A variável pensamentos de abandono foi então correlacionada com cada uma das demais variáveis (itens). Para isto foi utilizada a análise de correlação de Spearman. Para efeitos de interpretação dos resultados, foram consideradas apenas as correlações com nível de significância p<0,05, salvo comentários em contrário. Para análise e interpretação dos dados foram separados os resultados dos atletas por equipe. Isso foi feito principalmente em virtude de os objetivos em relação ao tênis serem bastante diferentes entre as equipes A e B.
Resultados e Discussão
A Tabela 1 mostra as correlações entre pensamentos de abandono e as variáveis idade, idade em que começou a jogar, idade em que começou a competir e número de horas de treinamento por semana. Destas, apenas a última apresentou uma correlação significativa. Na equipe A o número de horas treinado na semana mostrou-se inversamente correlacionado com os pensamentos de abandono, ou seja, quanto mais horas treinam por semana, menos vontade têm de abandonar o tênis. Poderia ser esperado um resultado oposto: mais horas de treinamento levariam a uma estafa física e psicológica e conseqüentemente ao processo de abandono. No entanto, dado o contexto, percebe-se que a carga de treinamentos nesta equipe não é tão pesada a ponto de estafar os atletas. Pode-se pensar que aqueles atletas que dedicam mais horas ao treinamento estão realmente engajados na tarefa e motivados; logo, não pensam em abandonar o esporte. Ao contrário, se freqüentam menos os treinamentos é porque não estão, por vários motivos, tão dispostos a investir. Estes vários motivos é que poderiam levar o atleta a viver o processo de abandono do tênis.

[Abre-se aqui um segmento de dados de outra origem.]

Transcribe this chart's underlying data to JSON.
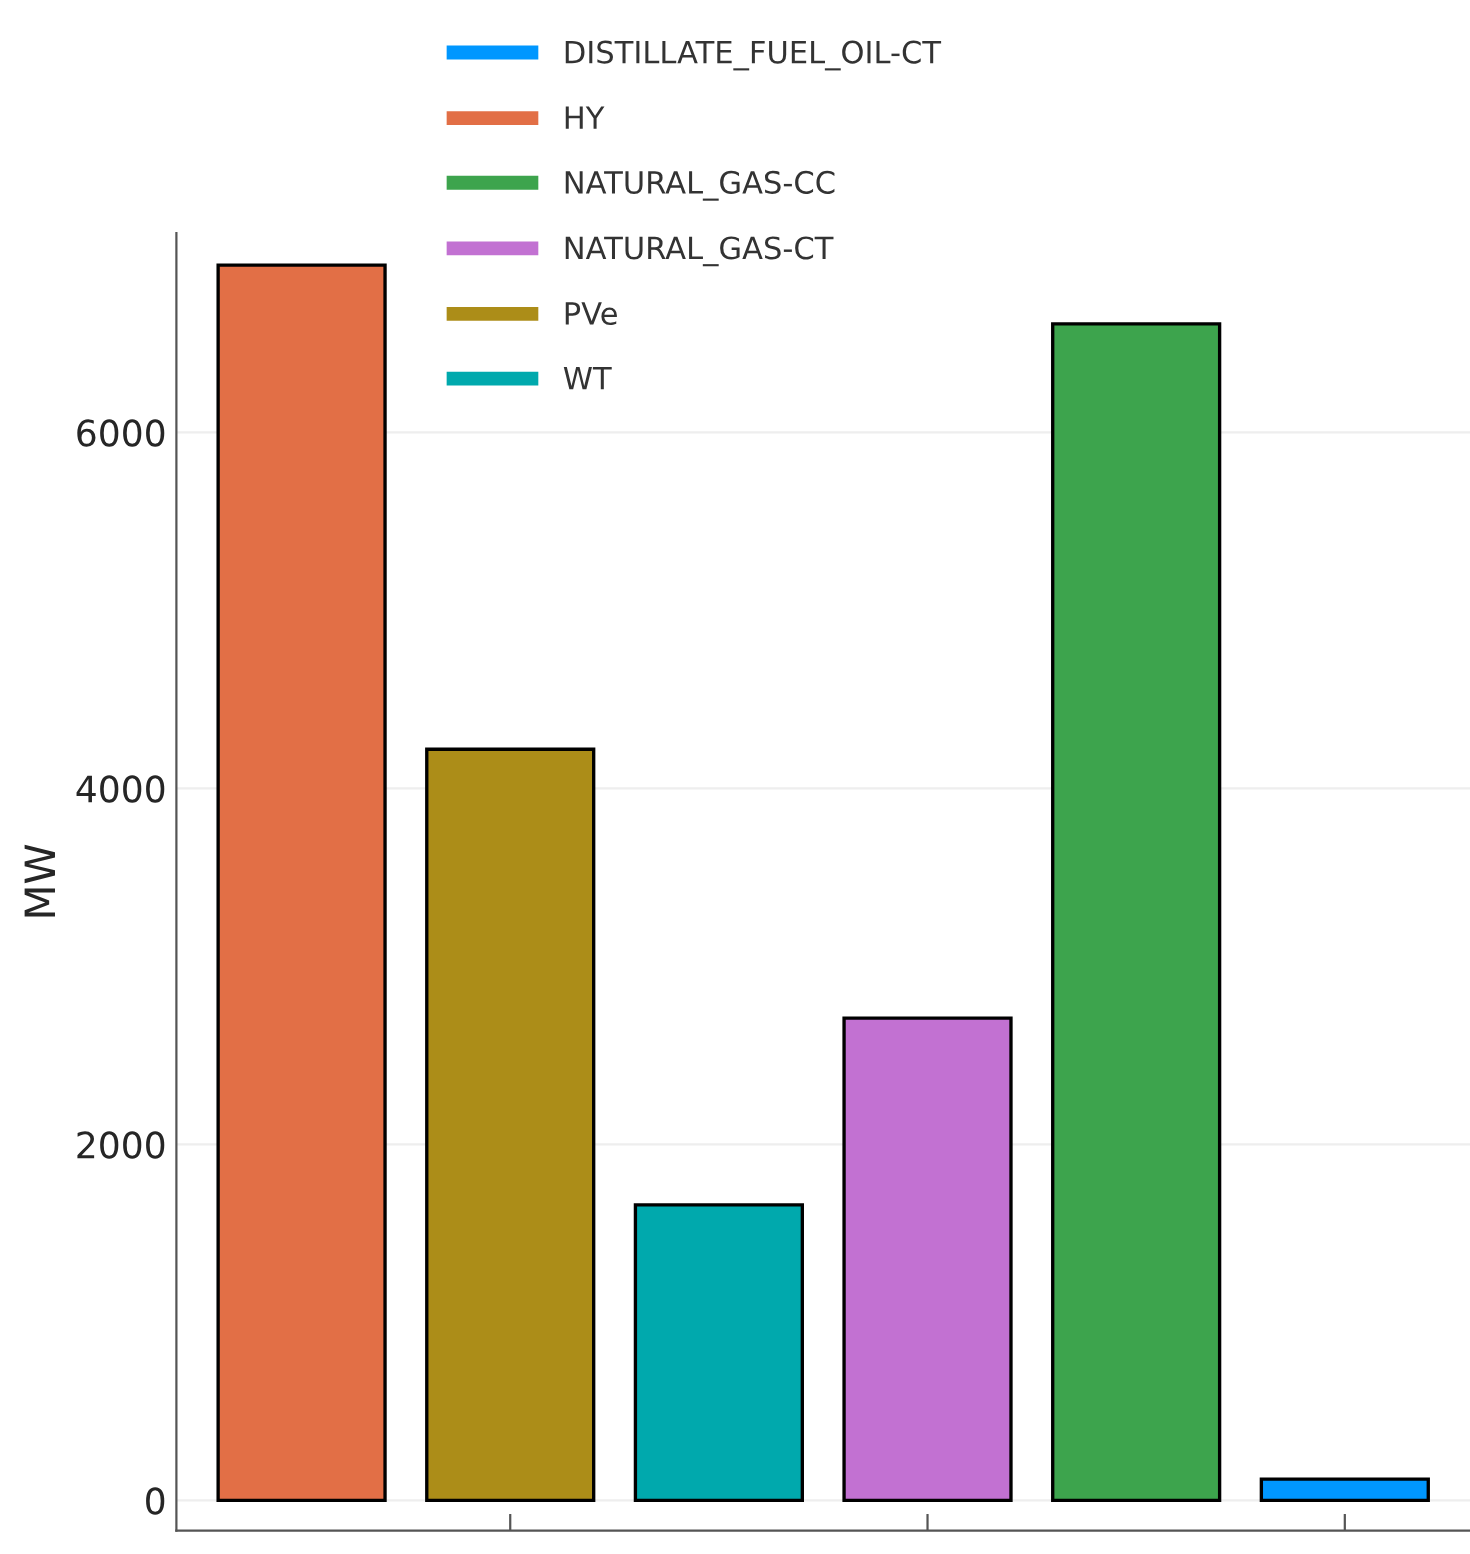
{
  "chart_data": {
    "type": "bar",
    "ylabel": "MW",
    "categories": [
      null,
      null,
      null,
      null,
      null,
      null
    ],
    "series": [
      {
        "name": "DISTILLATE_FUEL_OIL-CT",
        "color": "#0097ff",
        "values": [
          null,
          null,
          null,
          null,
          null,
          120
        ]
      },
      {
        "name": "HY",
        "color": "#e26f46",
        "values": [
          6940,
          null,
          null,
          null,
          null,
          null
        ]
      },
      {
        "name": "NATURAL_GAS-CC",
        "color": "#3da44d",
        "values": [
          null,
          null,
          null,
          null,
          6610,
          null
        ]
      },
      {
        "name": "NATURAL_GAS-CT",
        "color": "#c271d2",
        "values": [
          null,
          null,
          null,
          2710,
          null,
          null
        ]
      },
      {
        "name": "PVe",
        "color": "#ac8d18",
        "values": [
          null,
          4220,
          null,
          null,
          null,
          null
        ]
      },
      {
        "name": "WT",
        "color": "#00a9ad",
        "values": [
          null,
          null,
          1660,
          null,
          null,
          null
        ]
      }
    ],
    "ylim": [
      -170,
      7120
    ],
    "yticks": [
      0,
      2000,
      4000,
      6000
    ],
    "grid": "y",
    "legend": "top"
  }
}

Já a Tabela 2 mostra as correlações entre pensamentos de abandono e os itens das categorias "baixo desempenho percebido" e "reações negativas ao baixo desempenho". Como se pode observar, o fato de os atletas não estarem tendo o desempenho que esperavam e não apresentarem o mesmo desempenho em competições e treinos não apresentou correlação significativa com os pensamentos de abandono do esporte. No entanto, para equipe A, o fato de não estar alcançando as metas traçadas está significativamente correlacionado com pensamentos de abandono. Ter um desempenho abaixo do esperado não se mostrou relacionado com pensamentos de abandono, mas não alcançar as metas sim. Esse é um resultado curioso já que as variáveis são, no mínimo, muito parecidas. Esta diferença pode ter surgido em função de uma interpretação errônea do instrumento por parte dos atletas, mas acredita-se que mais provavelmente deva-se ao pequeno tamanho da amostra.

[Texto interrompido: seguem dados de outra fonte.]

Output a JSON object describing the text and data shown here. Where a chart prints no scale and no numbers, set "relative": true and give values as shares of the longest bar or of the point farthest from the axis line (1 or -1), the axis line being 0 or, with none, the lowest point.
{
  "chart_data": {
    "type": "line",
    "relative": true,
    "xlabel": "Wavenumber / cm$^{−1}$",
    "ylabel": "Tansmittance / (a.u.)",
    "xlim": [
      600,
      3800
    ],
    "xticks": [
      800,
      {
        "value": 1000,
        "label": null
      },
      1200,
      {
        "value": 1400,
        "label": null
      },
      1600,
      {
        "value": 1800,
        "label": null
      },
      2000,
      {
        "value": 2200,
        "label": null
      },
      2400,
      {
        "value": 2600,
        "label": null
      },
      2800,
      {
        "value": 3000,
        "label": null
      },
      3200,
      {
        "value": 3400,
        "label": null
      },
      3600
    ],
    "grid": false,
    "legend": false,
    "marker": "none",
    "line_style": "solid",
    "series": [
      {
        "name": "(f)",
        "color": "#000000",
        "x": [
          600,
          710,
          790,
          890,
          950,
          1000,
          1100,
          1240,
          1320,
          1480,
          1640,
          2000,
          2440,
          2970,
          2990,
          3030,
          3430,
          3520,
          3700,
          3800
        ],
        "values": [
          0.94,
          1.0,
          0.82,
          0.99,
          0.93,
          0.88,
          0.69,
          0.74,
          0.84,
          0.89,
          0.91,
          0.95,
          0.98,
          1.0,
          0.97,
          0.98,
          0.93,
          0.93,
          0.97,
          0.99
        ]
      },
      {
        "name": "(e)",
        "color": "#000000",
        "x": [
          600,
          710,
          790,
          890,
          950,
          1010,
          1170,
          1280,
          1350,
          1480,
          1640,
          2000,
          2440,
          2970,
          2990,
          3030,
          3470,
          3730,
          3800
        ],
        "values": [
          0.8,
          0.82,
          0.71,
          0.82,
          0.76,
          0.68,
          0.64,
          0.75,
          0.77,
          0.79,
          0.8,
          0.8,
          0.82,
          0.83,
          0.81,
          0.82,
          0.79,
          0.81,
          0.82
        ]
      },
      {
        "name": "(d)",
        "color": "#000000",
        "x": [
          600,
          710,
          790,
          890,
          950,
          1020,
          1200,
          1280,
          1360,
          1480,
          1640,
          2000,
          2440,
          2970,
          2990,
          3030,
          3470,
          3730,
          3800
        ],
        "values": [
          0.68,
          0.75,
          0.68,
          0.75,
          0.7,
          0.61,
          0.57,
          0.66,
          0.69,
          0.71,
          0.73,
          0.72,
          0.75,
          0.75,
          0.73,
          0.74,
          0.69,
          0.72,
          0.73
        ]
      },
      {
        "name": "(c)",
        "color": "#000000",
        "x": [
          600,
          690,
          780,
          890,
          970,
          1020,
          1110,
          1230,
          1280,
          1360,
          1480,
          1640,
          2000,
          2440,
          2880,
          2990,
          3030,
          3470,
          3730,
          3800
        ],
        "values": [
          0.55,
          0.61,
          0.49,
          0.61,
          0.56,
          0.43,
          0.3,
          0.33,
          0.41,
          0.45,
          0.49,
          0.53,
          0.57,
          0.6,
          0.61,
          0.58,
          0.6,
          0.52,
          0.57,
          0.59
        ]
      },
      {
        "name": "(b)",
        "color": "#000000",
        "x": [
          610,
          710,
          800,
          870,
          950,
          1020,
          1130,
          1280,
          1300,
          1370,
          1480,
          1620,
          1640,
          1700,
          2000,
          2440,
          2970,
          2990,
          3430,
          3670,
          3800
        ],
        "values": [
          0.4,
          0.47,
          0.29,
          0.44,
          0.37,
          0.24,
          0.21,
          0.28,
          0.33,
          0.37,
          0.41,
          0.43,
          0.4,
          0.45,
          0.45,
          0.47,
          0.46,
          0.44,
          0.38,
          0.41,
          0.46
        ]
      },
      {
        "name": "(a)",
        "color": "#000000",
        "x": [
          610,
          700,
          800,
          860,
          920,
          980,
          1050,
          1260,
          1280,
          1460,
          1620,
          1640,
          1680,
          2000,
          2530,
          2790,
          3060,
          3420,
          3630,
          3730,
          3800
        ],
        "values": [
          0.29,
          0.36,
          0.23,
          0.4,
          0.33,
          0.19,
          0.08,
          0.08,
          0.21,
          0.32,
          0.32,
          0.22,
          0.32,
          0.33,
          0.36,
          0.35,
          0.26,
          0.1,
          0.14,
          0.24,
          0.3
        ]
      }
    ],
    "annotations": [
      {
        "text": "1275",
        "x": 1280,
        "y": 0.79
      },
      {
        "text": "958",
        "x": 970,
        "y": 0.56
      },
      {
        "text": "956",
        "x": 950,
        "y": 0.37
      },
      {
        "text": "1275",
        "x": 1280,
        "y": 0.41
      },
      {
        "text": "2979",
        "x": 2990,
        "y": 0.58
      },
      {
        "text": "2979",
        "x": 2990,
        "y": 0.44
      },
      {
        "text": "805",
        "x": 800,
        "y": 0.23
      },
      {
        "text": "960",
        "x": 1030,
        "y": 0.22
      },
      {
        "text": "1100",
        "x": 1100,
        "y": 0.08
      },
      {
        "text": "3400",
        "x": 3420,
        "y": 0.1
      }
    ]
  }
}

De qualquer forma, é possível entender porque o fato de não alcançar as metas tem correlação para a equipe A e não para equipe B. De uma forma geral os atletas da equipe A investem mais no tênis, estão mais envolvidos emocionalmente e, logo, se não alcançam seus objetivos sentem-se mais frustrados do que aqueles que encaram o tênis de forma mais recreativa. O fato de não ter os resultados desejados é apontado na literatura como uma das causas do abandono do esporte (Gould, Tuffey e Loehr, 1996.a; Gould, Tuffey e Loehr, 1996.b; Copetti, 2001).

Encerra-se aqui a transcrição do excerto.